2. There are two ways of transmission of human prion disease.

The first is hereditary, that is, familial prion infection in humans; the second is iatrogenic, such as corneal transplantation, implantation of EEG electrodes, careless use of contaminated surgical instruments, and injection of growth hormone taken from the human pituitary gland. As to whether the virus is contagious between humans and animals, there is no definitive conclusion yet, and this needs to be confirmed by further research by scientists.

3. It is highly infectious when in direct contact with infected tissue.
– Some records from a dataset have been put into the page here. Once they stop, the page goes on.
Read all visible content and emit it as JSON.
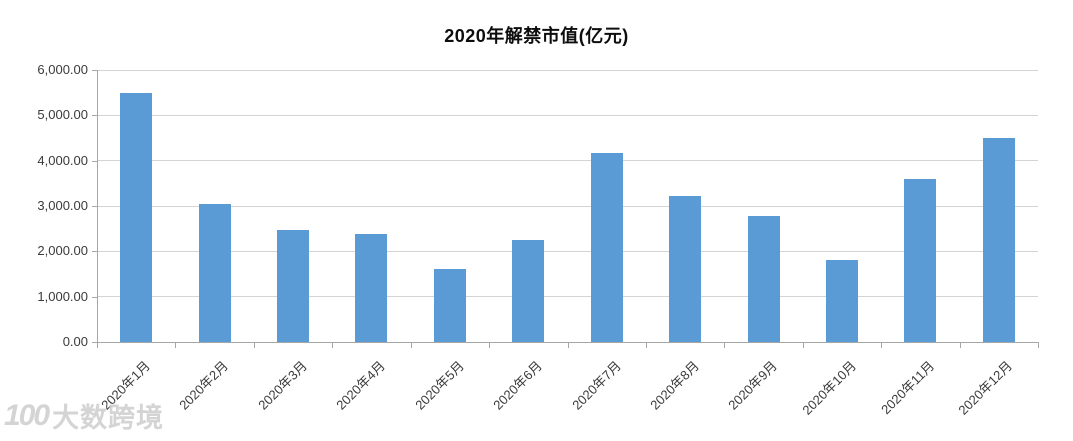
{
  "chart_data": {
    "type": "bar",
    "title": "2020年解禁市值(亿元)",
    "categories": [
      "2020年1月",
      "2020年2月",
      "2020年3月",
      "2020年4月",
      "2020年5月",
      "2020年6月",
      "2020年7月",
      "2020年8月",
      "2020年9月",
      "2020年10月",
      "2020年11月",
      "2020年12月"
    ],
    "values": [
      5500,
      3050,
      2480,
      2390,
      1600,
      2260,
      4180,
      3230,
      2790,
      1800,
      3600,
      4500
    ],
    "xlabel": "",
    "ylabel": "",
    "ylim": [
      0,
      6000
    ],
    "yticks": [
      0,
      1000,
      2000,
      3000,
      4000,
      5000,
      6000
    ],
    "ytick_labels": [
      "0.00",
      "1,000.00",
      "2,000.00",
      "3,000.00",
      "4,000.00",
      "5,000.00",
      "6,000.00"
    ],
    "grid": true,
    "legend": false,
    "bar_color": "#5b9bd5",
    "gridline_color": "#d4d4d4",
    "axis_color": "#a6a6a6",
    "label_color": "#3a3a3a"
  },
  "watermark": {
    "logo": "100",
    "text": "大数跨境"
  }
}
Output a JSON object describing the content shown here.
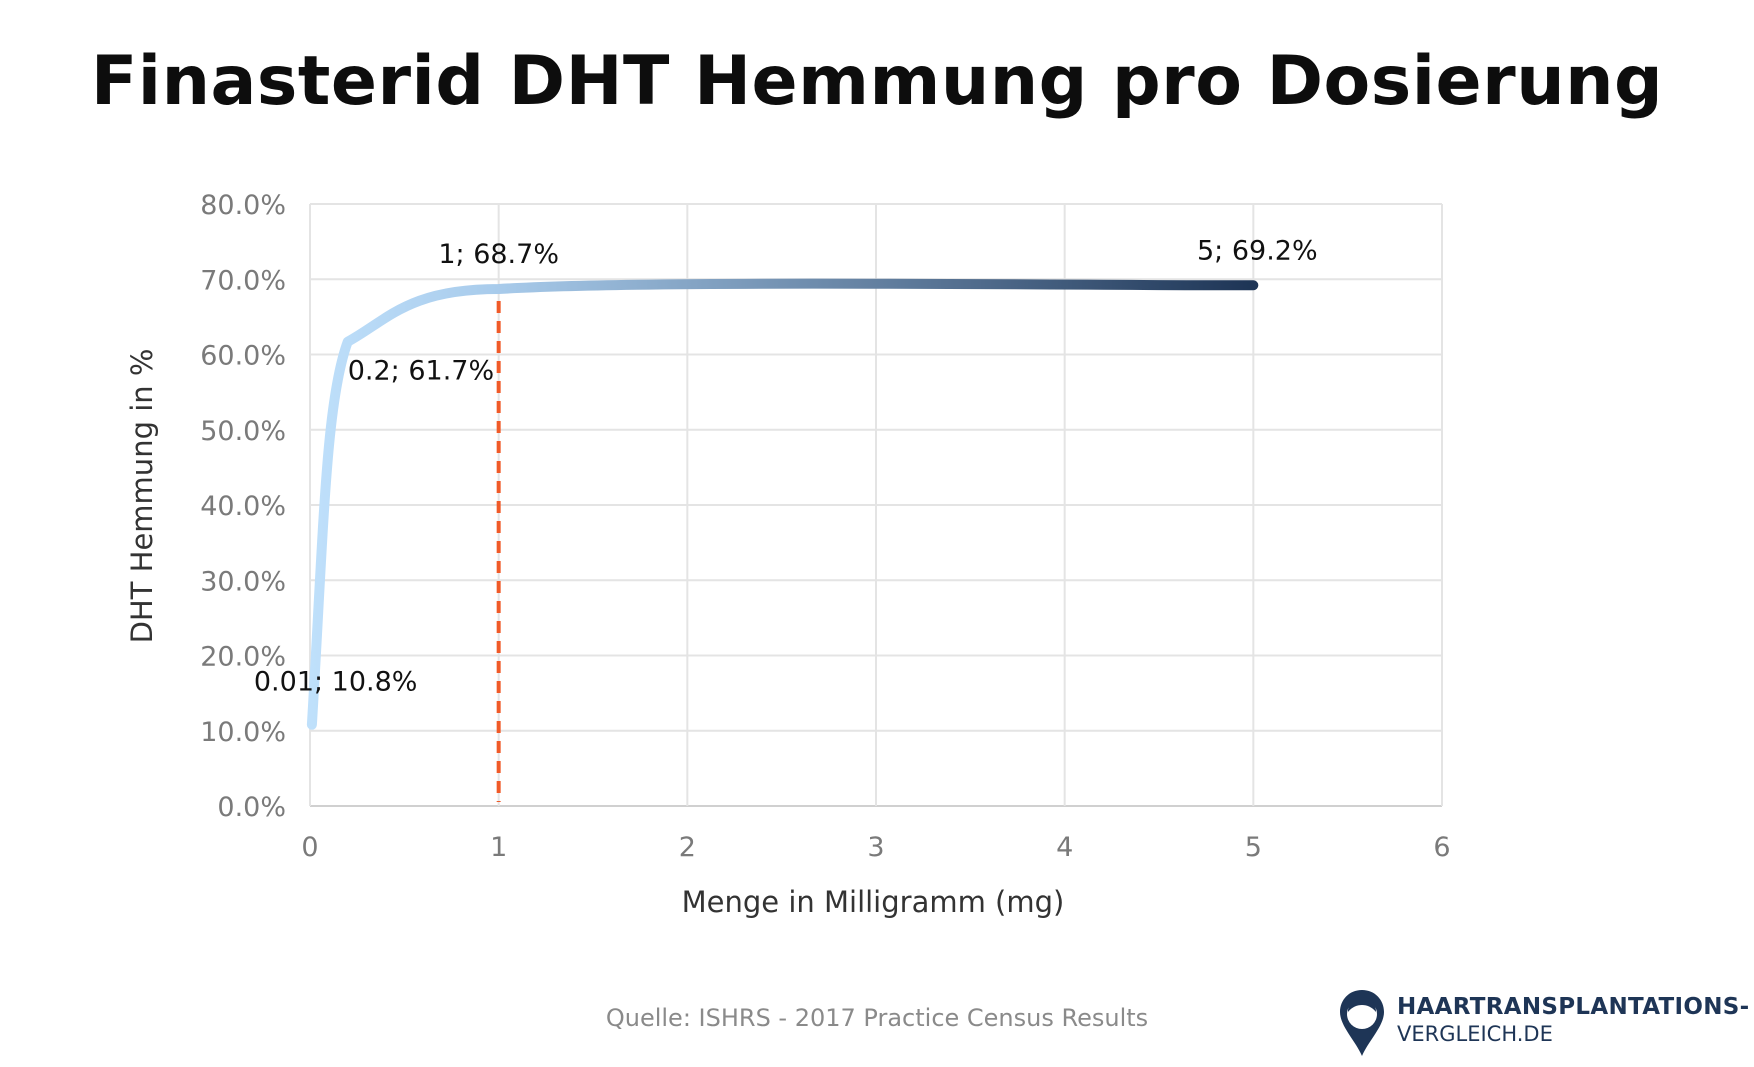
{
  "chart_data": {
    "type": "line",
    "title": "Finasterid DHT Hemmung pro Dosierung",
    "xlabel": "Menge in Milligramm (mg)",
    "ylabel": "DHT Hemmung in %",
    "xlim": [
      0,
      6
    ],
    "ylim": [
      0,
      80
    ],
    "x_ticks": [
      "0",
      "1",
      "2",
      "3",
      "4",
      "5",
      "6"
    ],
    "y_ticks": [
      "0.0%",
      "10.0%",
      "20.0%",
      "30.0%",
      "40.0%",
      "50.0%",
      "60.0%",
      "70.0%",
      "80.0%"
    ],
    "grid": true,
    "series": [
      {
        "x": [
          0.01,
          0.2,
          1,
          5
        ],
        "y": [
          10.8,
          61.7,
          68.7,
          69.2
        ],
        "gradient_colors": [
          "#bfe0fb",
          "#1e3556"
        ]
      }
    ],
    "data_labels": [
      "0.01; 10.8%",
      "0.2; 61.7%",
      "1; 68.7%",
      "5; 69.2%"
    ],
    "reference_line": {
      "x": 1,
      "color": "#f05a28",
      "style": "dashed"
    },
    "source": "Quelle: ISHRS - 2017 Practice Census Results"
  },
  "logo": {
    "line1": "HAARTRANSPLANTATIONS-",
    "line2": "VERGLEICH.DE",
    "icon": "map-pin-head-icon",
    "color": "#1e3556"
  }
}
For example, people can get Gerstmann-Creutzfeldt-Jakob disease or variant CJD from injections of growth hormone derived directly from the human pituitary gland, or from instruments used in brain surgery (prions can survive the autoclaves that typically sterilize surgical instruments). It is also generally believed that eating infected animals can cause disease slowly through accumulation, particularly through cannibalism or similar behaviors that can cause prions to accumulate over generations, such as the case of kuru on a small Pacific island. While this risk has not been proven, it is a cautionary tale that modern farms do not accept feeding ruminants ruminant protein powders.